13 augustus 2007

Nieuw: de Maatschappelijke Onderneming

Door Gilyan Parker

Minister Hirsch Ballin heeft onlangs aan verschillende stakeholders een zogenaamde proeve van een wetsvoorstel gestuurd.

Deze proeve introduceert de Maatschappelijke Onderneming als nieuwe rechtsvorm. Met deze rechtvorm wordt beoogd de positie van instellingen in de semi-publieke sector (zoals scholen, universiteiten, ziekenhuizen, zorginstellingen en woningcorporaties et cetera) te versterken, door, zo wordt het genoemd, hun mogelijkheden om als onderneming slagvaardiger op te treden, te verruimen. De stakeholders zijn verzocht voor 1 oktober 2007 hun reactie op de proeve te geven.

Een Maatschappelijk Onderneming moet, aldus de Minister, als vehikel worden onderscheiden van eerdere voorstellen tot vorming van een ‘sociale vennootschap’. Ook moet zij niet verward worden met ‘maatschappelijk verantwoord ondernemen’. Een Maatschappelijke Onderneming onderscheidt zich verder, zo staat in de proeve te lezen, van de commerciële onderneming doordat zij een extern, op de belangen van de afnemers van de aangeboden diensten gerichte, doelstelling heeft.

Met de nieuwe rechtsvorm wordt getracht in een bestaande behoefte te voorzien. Er is aansluiting gezocht bij vergelijkbare ontwikkelingen die instellingen in de semi-publieke sector, voornamelijk in het governance-beleid, hebben doorgemaakt. Daarnaast wordt met het wetsvoorstel een zekere mate van flexibiliteit nagestreefd teneinde in te kunnen spelen op de verschillen die bestaan tussen instellingen en de wetgeving die hen regeert, in het bijzonder waar het de positie van de afnemers van diensten van een maatschappelijke onderneming en andere belanghebbenden bij zo’n onderneming betreft.

Hoe ziet de organisatie van de Maatschappelijke Onderneming eruit? Zij heeft in de eerste opzet een bestuur, een raad van toezicht en een belanghebbendenvertegenwoordiging. Het bestuur vertegenwoordigt de onderneming en is belast met het besturen ervan. De raad van toezicht controleert en benoemt het bestuur en staat het bestuur met advies terzijde. Belangrijke besluiten worden ter goedkeuring aan de raad van toezicht onderworpen.
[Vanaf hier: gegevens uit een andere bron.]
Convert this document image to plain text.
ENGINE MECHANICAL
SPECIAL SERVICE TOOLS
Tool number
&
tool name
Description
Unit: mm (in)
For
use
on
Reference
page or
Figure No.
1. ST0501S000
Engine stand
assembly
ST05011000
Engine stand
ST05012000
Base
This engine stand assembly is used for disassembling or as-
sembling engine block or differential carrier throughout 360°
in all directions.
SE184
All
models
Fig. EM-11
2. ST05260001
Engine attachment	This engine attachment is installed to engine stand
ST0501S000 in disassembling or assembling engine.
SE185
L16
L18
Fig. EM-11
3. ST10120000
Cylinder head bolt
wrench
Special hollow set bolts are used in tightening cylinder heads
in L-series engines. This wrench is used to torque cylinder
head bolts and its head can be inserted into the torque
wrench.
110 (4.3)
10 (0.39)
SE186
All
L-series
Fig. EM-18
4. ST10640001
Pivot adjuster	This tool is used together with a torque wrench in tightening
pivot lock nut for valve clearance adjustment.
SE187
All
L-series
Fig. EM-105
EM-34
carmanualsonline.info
De belanghebbendenvertegenwoordiging heeft in de proeve het recht om advies te geven over besluiten die de goedkeuring van de raad van toezicht behoeven en voorts over alle besluiten die daartoe in de statuten zijn aangewezen. Ook kunnen de statuten onderwerpen aanwijzen die de instemming van de belanghebbendenvertegenwoordiging behoeven. Tevens zal er een op artikel 26 van de Wet op de Ondernemingsraden geïnspireerde geschillenregeling komen, voor het geval een advies van de belanghebbendenvertegenwoordiging niet wordt opgevolgd. Ten slotte krijgt de belanghebbendenvertegenwoordiging het recht een enquête uit te lokken.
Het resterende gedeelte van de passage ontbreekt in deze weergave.